強化学習中期訓練

要旨

最先端の大規模言語モデルの開発は、一般的に事前学習と事後学習の2段階プロセスとして理解されています。本論文では、強力な性能向上の可能性を秘めた中間段階として、強化学習を活用した中間学習（Reinforcement Mid-Training）の必要性を指摘します。本論文ではこの問題を正式に定義し、以下の3つの主要な課題を特定します：(1)過剰な推論ステップによる非効率な学習、(2)トークンエントロピー分布の不均衡の無視、(3)トークン情報の活用不足。これらの課題に対処するため、我々はRMT（Reinforcement Mid-Training）フレームワークを提案します。これは効率的で適応的かつ統合的な中間学習を実現するための様々な革新的なコンポーネントを備えています。具体的には、まず不要な推論ステップを制約しモデルの過剰思考を緩和する動的トークンバジェット機構を導入します。次に、易しいトークンから難しいトークンへと段階的に学習を進めるカリキュラムベースの適応的サンプリング手法を設計します。最後に、強化学習と次トークン予測を組み合わせたデュアルトレーニング戦略を提示し、重要なトークンに焦点を当てた学習と全てのトークン情報の完全な活用を保証します。大規模な実験により、RMTが最先端の手法を上回り、言語モデリングにおいて推論長を21%に抑えながら最大+64.91%の性能向上を達成することを実証しました。また、中間学習後のチェックポイントがその後の事後学習に有益であり、数学領域で最大+18.76%の改善をもたらすことも示しました。

English

The development of state-of-the-art large language models is commonly understood as a two-stage process involving pre-training and post-training. We point out the need for an additional intermediate stage called reinforcement mid-training with potential for strong performance gains. In this paper, we formally define the problem and identify three key challenges: (1) inefficient training due to excessive reasoning steps, (2) disregard of the imbalanced token entropy distribution, and (3) underutilization of token information. To address these challenges, we propose RMT, a framework for efficient, adaptive, and unified reinforcement mid-training with various innovative components.

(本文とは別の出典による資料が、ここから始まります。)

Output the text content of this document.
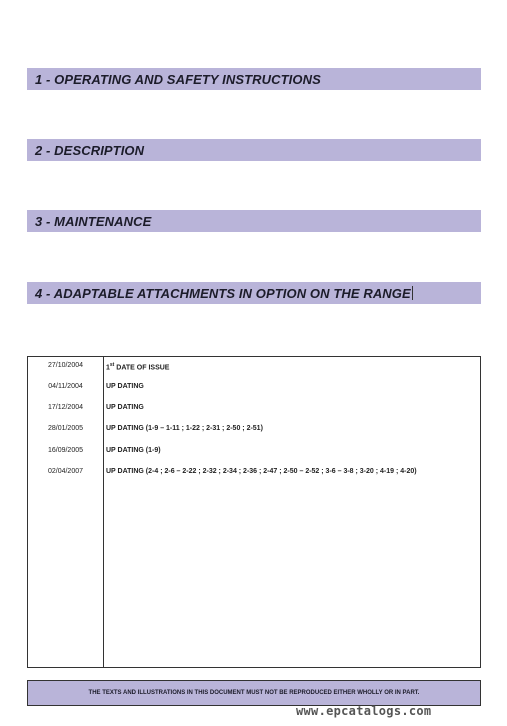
1 - OPERATING AND SAFETY INSTRUCTIONS
2 - DESCRIPTION
3 - MAINTENANCE
4 - ADAPTABLE ATTACHMENTS IN OPTION ON THE RANGE
27/10/2004	1st DATE OF ISSUE
04/11/2004	UP DATING
17/12/2004	UP DATING
28/01/2005	UP DATING (1-9 – 1-11 ; 1-22 ; 2-31 ; 2-50 ; 2-51)
16/09/2005	UP DATING (1-9)
02/04/2007	UP DATING (2-4 ; 2-6 – 2-22 ; 2-32 ; 2-34 ; 2-36 ; 2-47 ; 2-50 – 2-52 ; 3-6 – 3-8 ; 3-20 ; 4-19 ; 4-20)
THE TEXTS AND ILLUSTRATIONS IN THIS DOCUMENT MUST NOT BE REPRODUCED EITHER WHOLLY OR IN PART.
www.epcatalogs.com
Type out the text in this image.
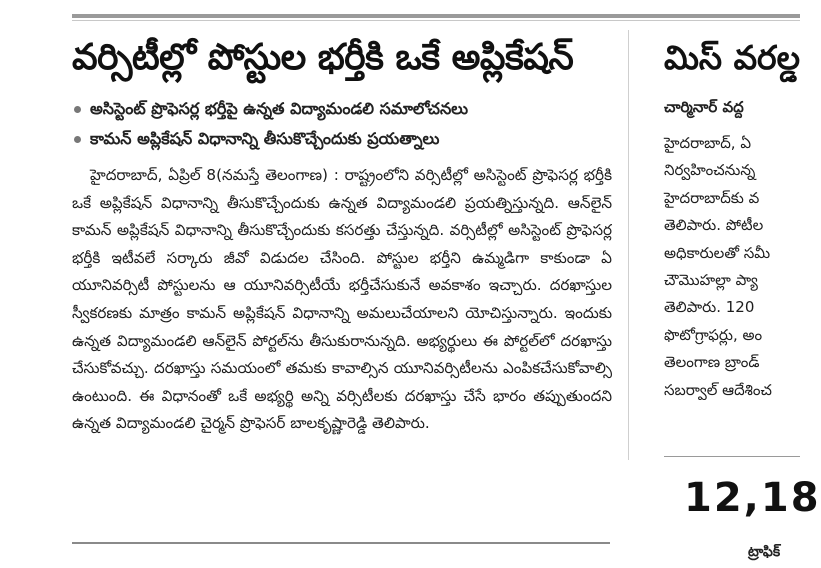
వర్సిటీల్లో పోస్టుల భర్తీకి ఒకే అప్లికేషన్
అసిస్టెంట్ ప్రొఫెసర్ల భర్తీపై ఉన్నత విద్యామండలి సమాలోచనలు
కామన్ అప్లికేషన్ విధానాన్ని తీసుకొచ్చేందుకు ప్రయత్నాలు

హైదరాబాద్, ఏప్రిల్ 8(నమస్తే తెలంగాణ) : రాష్ట్రంలోని వర్సిటీల్లో అసిస్టెంట్ ప్రొఫెసర్ల భర్తీకి ఒకే అప్లికేషన్ విధానాన్ని తీసుకొచ్చేందుకు ఉన్నత విద్యామండలి ప్రయత్నిస్తున్నది. ఆన్‌లైన్ కామన్ అప్లికేషన్ విధానాన్ని తీసుకొచ్చేందుకు కసరత్తు చేస్తున్నది. వర్సిటీల్లో అసిస్టెంట్ ప్రొఫెసర్ల భర్తీకి ఇటీవలే సర్కారు జీవో విడుదల చేసింది. పోస్టుల భర్తీని ఉమ్మడిగా కాకుండా ఏ యూనివర్సిటీ పోస్టులను ఆ యూనివర్సిటీయే భర్తీచేసుకునే అవకాశం ఇచ్చారు. దరఖాస్తుల స్వీకరణకు మాత్రం కామన్ అప్లికేషన్ విధానాన్ని అమలుచేయాలని యోచిస్తున్నారు. ఇందుకు ఉన్నత విద్యామండలి ఆన్‌లైన్ పోర్టల్‌ను తీసుకురానున్నది. అభ్యర్థులు ఈ పోర్టల్‌లో దరఖాస్తు చేసుకోవచ్చు. దరఖాస్తు సమయంలో తమకు కావాల్సిన యూనివర్సిటీలను ఎంపికచేసుకోవాల్సి ఉంటుంది. ఈ విధానంతో ఒకే అభ్యర్థి అన్ని వర్సిటీలకు దరఖాస్తు చేసే భారం తప్పుతుందని ఉన్నత విద్యామండలి చైర్మన్ ప్రొఫెసర్ బాలకృష్ణారెడ్డి తెలిపారు.

మిస్ వరల్డ

చార్మినార్ వద్ద

హైదరాబాద్, ఏ
నిర్వహించనున్న
హైదరాబాద్‌కు వ
తెలిపారు. పోటీల
అధికారులతో సమీ
చౌమొహల్లా ప్యా
తెలిపారు. 120
ఫొటోగ్రాఫర్లు, అం
తెలంగాణ బ్రాండ్
సబర్వాల్ ఆదేశించ
12,18
ట్రాఫిక్
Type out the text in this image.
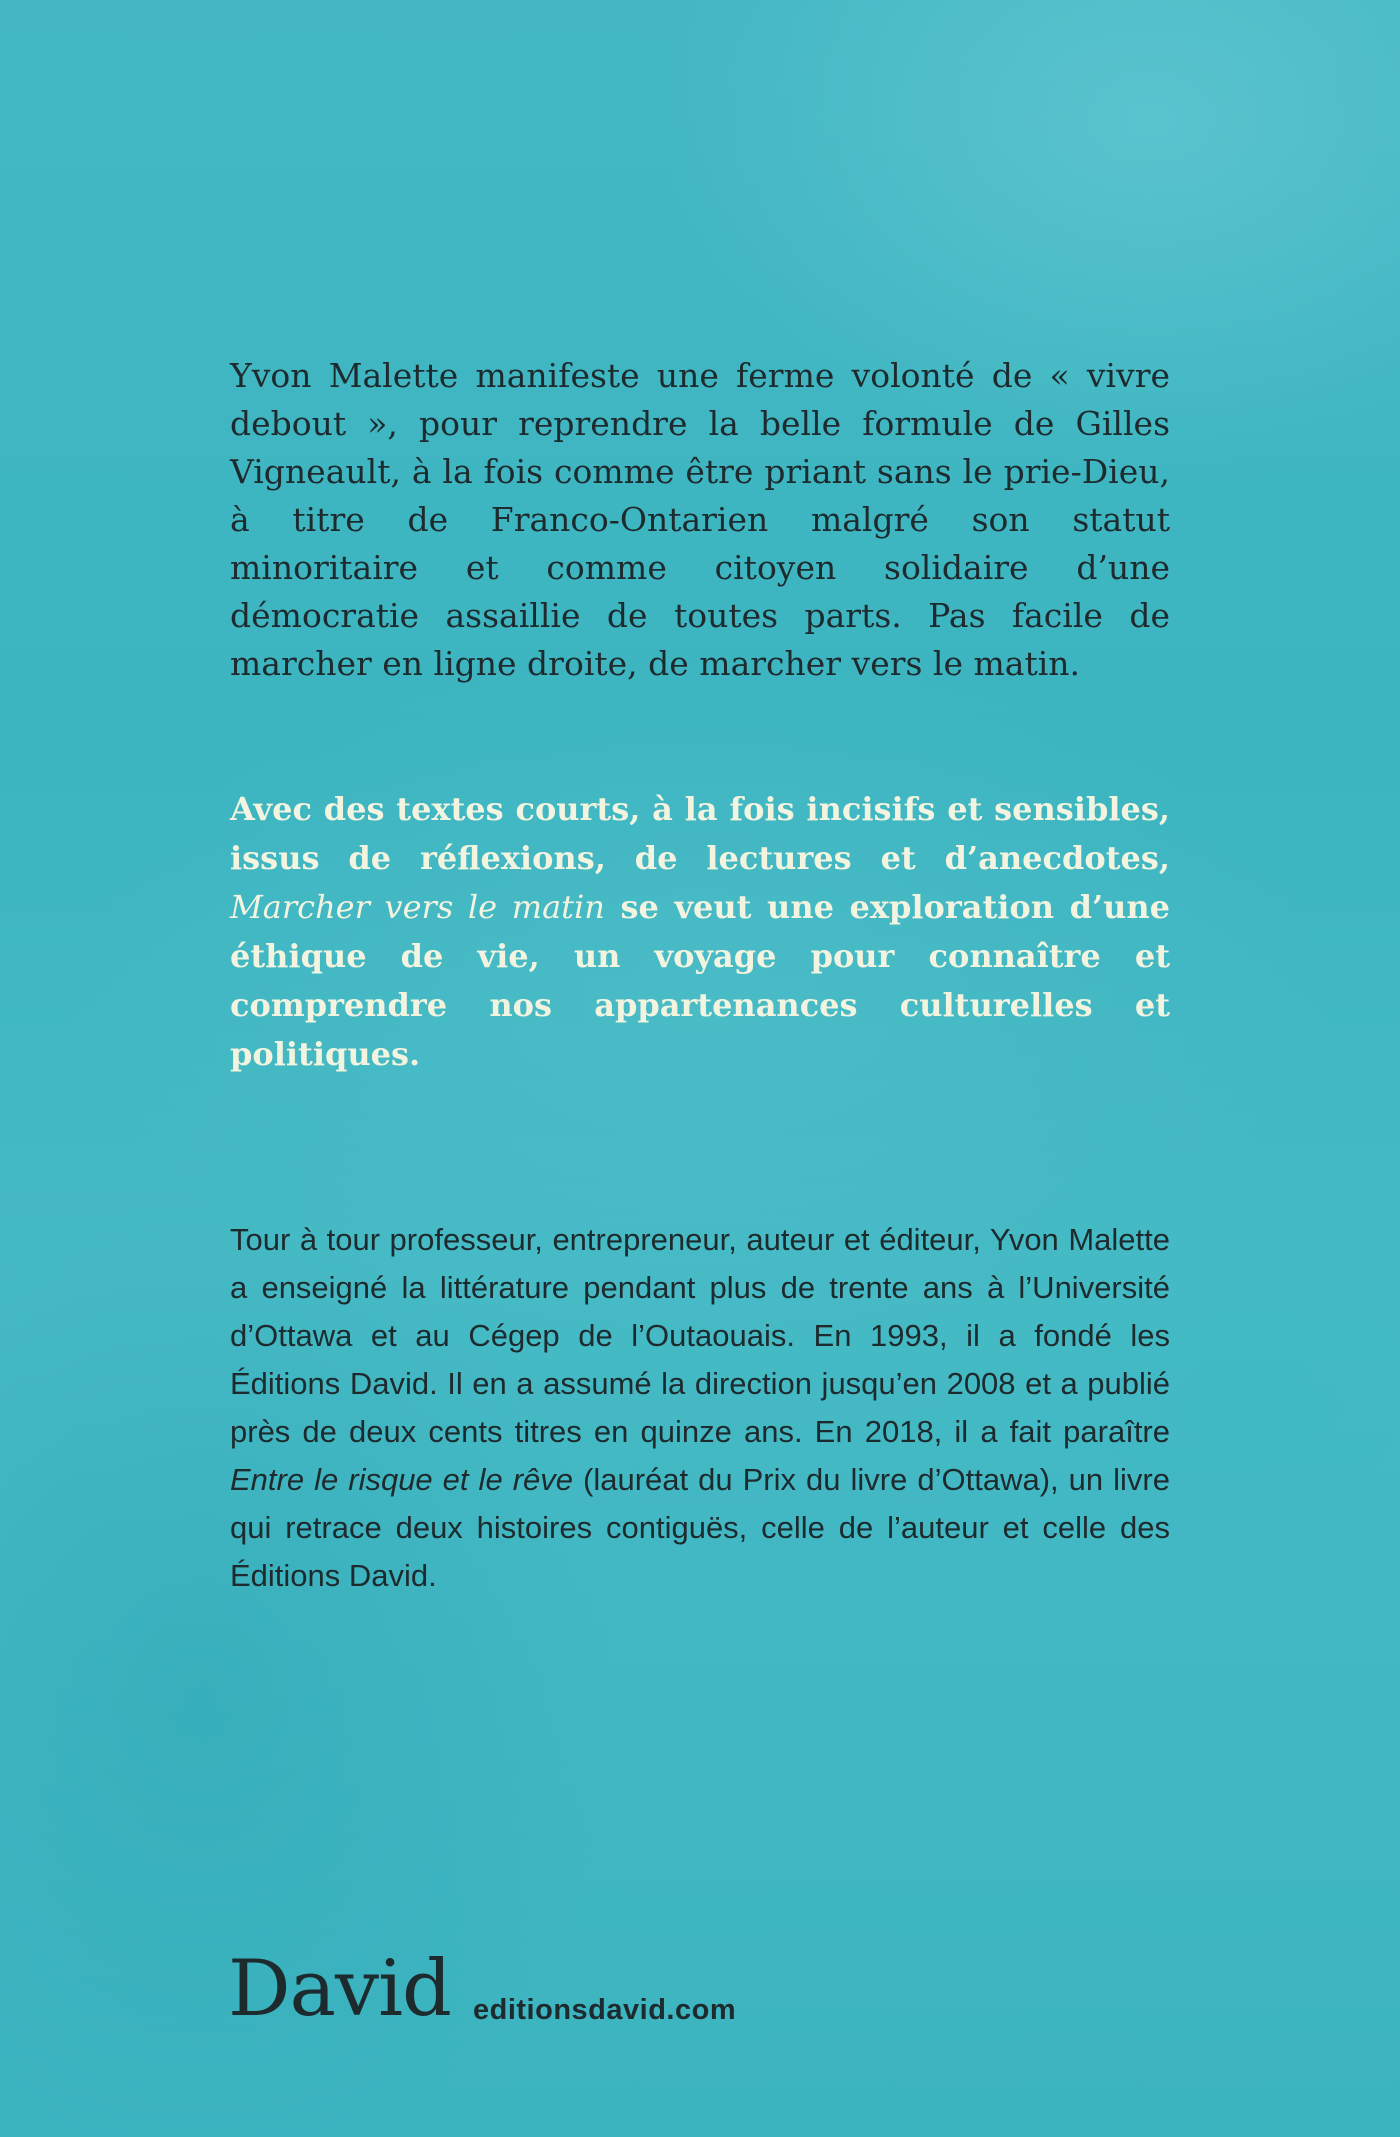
Yvon Malette manifeste une ferme volonté de « vivre debout », pour reprendre la belle formule de Gilles Vigneault, à la fois comme être priant sans le prie-Dieu, à titre de Franco-Ontarien malgré son statut minoritaire et comme citoyen solidaire d’une démocratie assaillie de toutes parts. Pas facile de marcher en ligne droite, de marcher vers le matin.

Avec des textes courts, à la fois incisifs et sensibles, issus de réflexions, de lectures et d’anecdotes, Marcher vers le matin se veut une exploration d’une éthique de vie, un voyage pour connaître et comprendre nos appartenances culturelles et politiques.

Tour à tour professeur, entrepreneur, auteur et éditeur, Yvon Malette a enseigné la littérature pendant plus de trente ans à l’Université d’Ottawa et au Cégep de l’Outaouais. En 1993, il a fondé les Éditions David. Il en a assumé la direction jusqu’en 2008 et a publié près de deux cents titres en quinze ans. En 2018, il a fait paraître Entre le risque et le rêve (lauréat du Prix du livre d’Ottawa), un livre qui retrace deux histoires contiguës, celle de l’auteur et celle des Éditions David.

David editionsdavid.com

In particular, we first introduce a dynamic token budget mechanism that constrains unnecessary reasoning steps and mitigates model overthinking. Next, we design a curriculum-based adaptive sampling method that fosters a progressive learning trajectory from easy to hard tokens. Finally, we present a dual training strategy that combines reinforcement learning with next-token prediction, ensuring targeted learning on key tokens and full exploitation of all token information. Extensive experiments demonstrate the superiority of RMT over state-of-the-art methods, achieving up to +64.91% performance improvement with only 21% of the reasoning length in language modeling. We also show that checkpoints obtained after reinforcement mid-training can benefit the subsequent post-training, yielding up to +18.76% improvement in the mathematical domain.